Nearly two dozen central banks across emerging and advanced economies are expected to have digital currencies in circulation by the end of the decade, the Bank for International Settlements (BIS) found in a survey, published on Monday.
Last year, the RBI began trials using CBDCs, termed e-rupees, in both the wholesale and retail markets.
Currently, large state-owned and private lenders, including State Bank of India, Bank of Baroda, ICICI Bank, HDFC Bank, Kotak Mahindra Bank and Yes Bank, are among those participating in the pilot project.
“The RBI has asked smaller banks to either tie up with fintech players or develop their systems to start CBDC pilots this year,” said the technology head of a state-owned bank, who attended the meeting with RBI officials on Tuesday.
“We will now have to float tenders to get interested fintech partners on board and evaluate the costs involved. This process is expected to take about four-five months.”
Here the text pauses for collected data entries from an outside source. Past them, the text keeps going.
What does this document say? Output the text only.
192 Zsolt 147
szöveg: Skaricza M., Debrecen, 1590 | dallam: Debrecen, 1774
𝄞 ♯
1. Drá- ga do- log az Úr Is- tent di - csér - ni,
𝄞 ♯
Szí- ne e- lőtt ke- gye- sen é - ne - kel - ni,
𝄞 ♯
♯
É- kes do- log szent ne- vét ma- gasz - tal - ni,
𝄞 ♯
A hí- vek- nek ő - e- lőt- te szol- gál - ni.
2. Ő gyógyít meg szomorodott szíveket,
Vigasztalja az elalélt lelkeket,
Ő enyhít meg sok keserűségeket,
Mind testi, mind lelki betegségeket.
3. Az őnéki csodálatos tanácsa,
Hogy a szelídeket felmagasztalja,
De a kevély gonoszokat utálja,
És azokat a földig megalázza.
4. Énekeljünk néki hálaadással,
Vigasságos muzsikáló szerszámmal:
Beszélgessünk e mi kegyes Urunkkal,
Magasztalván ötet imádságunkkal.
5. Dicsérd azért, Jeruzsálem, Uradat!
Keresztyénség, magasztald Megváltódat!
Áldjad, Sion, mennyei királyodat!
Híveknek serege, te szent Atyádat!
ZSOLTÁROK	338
The bankers did not wish to be named as they were not authorised to speak to the media.
The RBI aims to reach a target of one million CBDC transactions per day by the end of this year, RBI deputy governor T Rabi Sankar said on Tuesday.
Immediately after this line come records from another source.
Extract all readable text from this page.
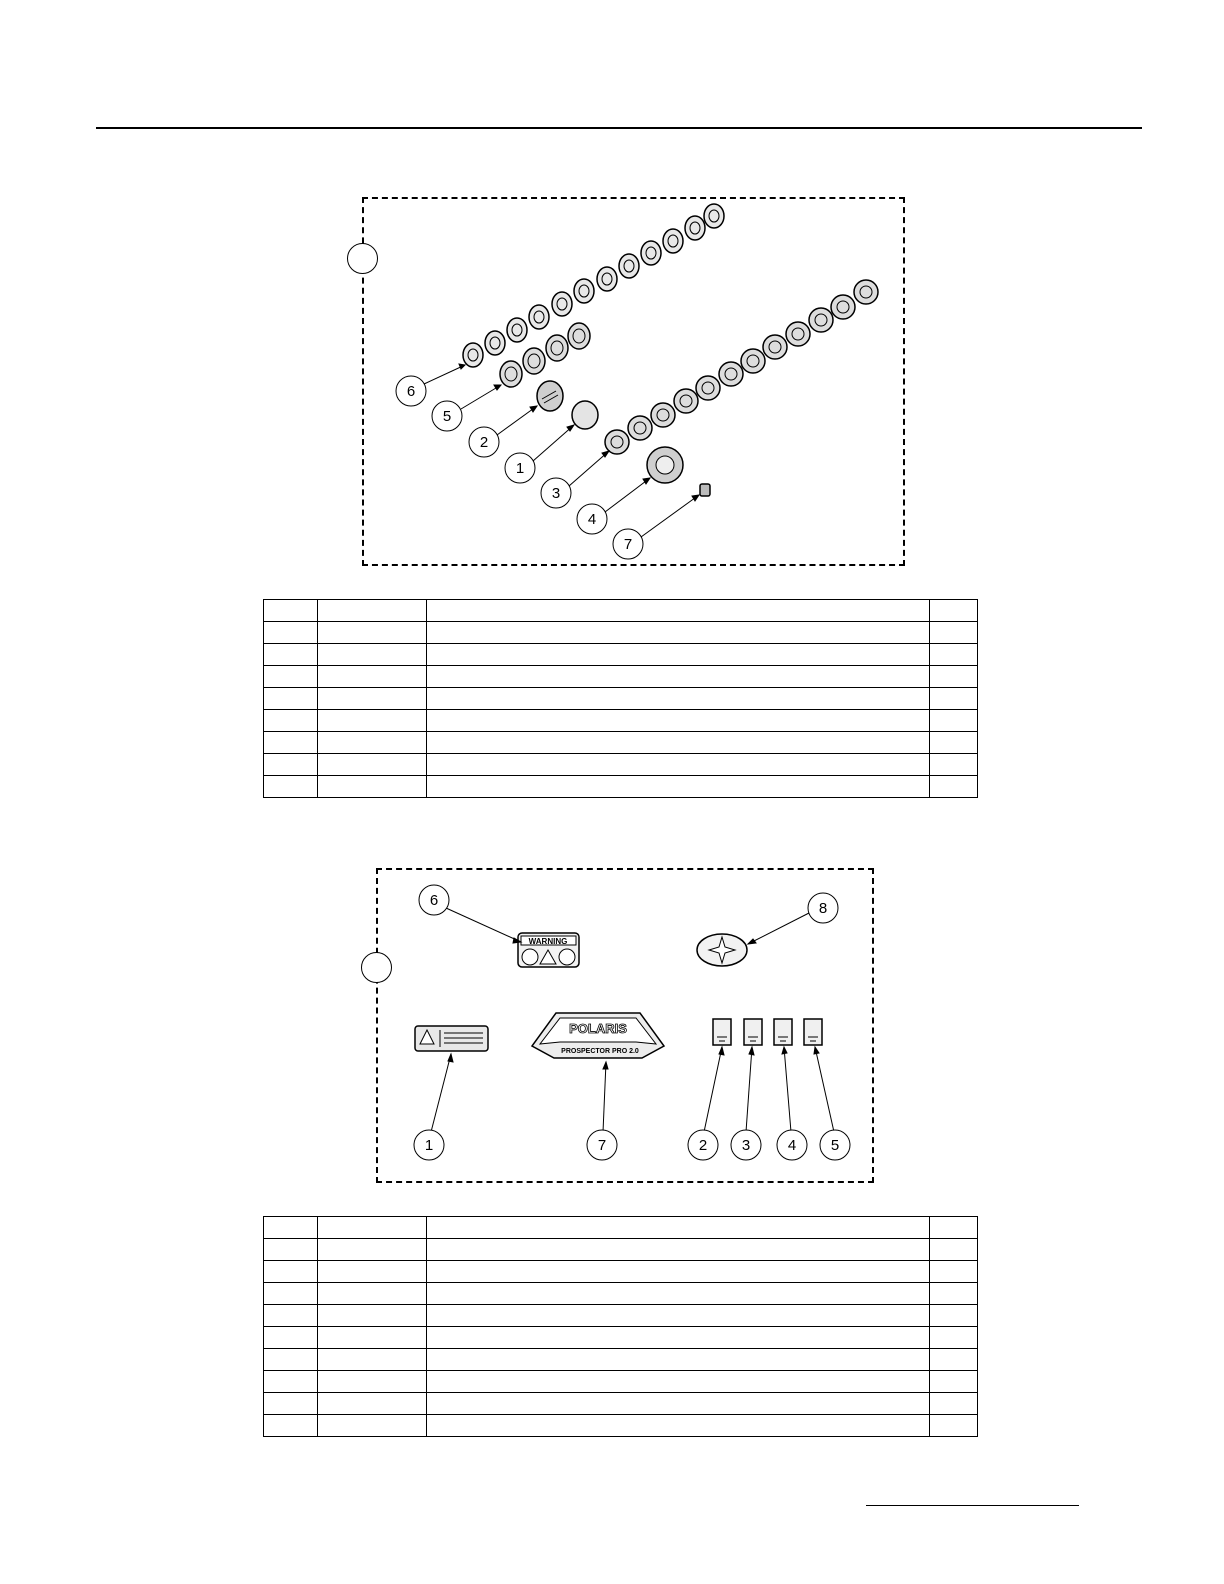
6
5
2
1
3
4
7

WARNING
POLARIS
PROSPECTOR PRO 2.0
6	8
1	7	2 3	4 5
There were 1.3 million customers and 0.3 million merchants, who used CBDC as of June 2023, he said.
“By getting more banks to participate in the pilots, the RBI wants to see if there are any glitches in implementation and conduct pilots on a large user base,” said another banker with a state-owned bank.
“We are in the advanced stage of submitting a CBDC pilot request to the RBI. We expect the approval to come in the next one-two months.”
The central bank has also asked smaller banks to seek feedback from those currently conducting the pilots, the bankers said.
The RBI did not immediately respond to a Reuters’ email seeking comment.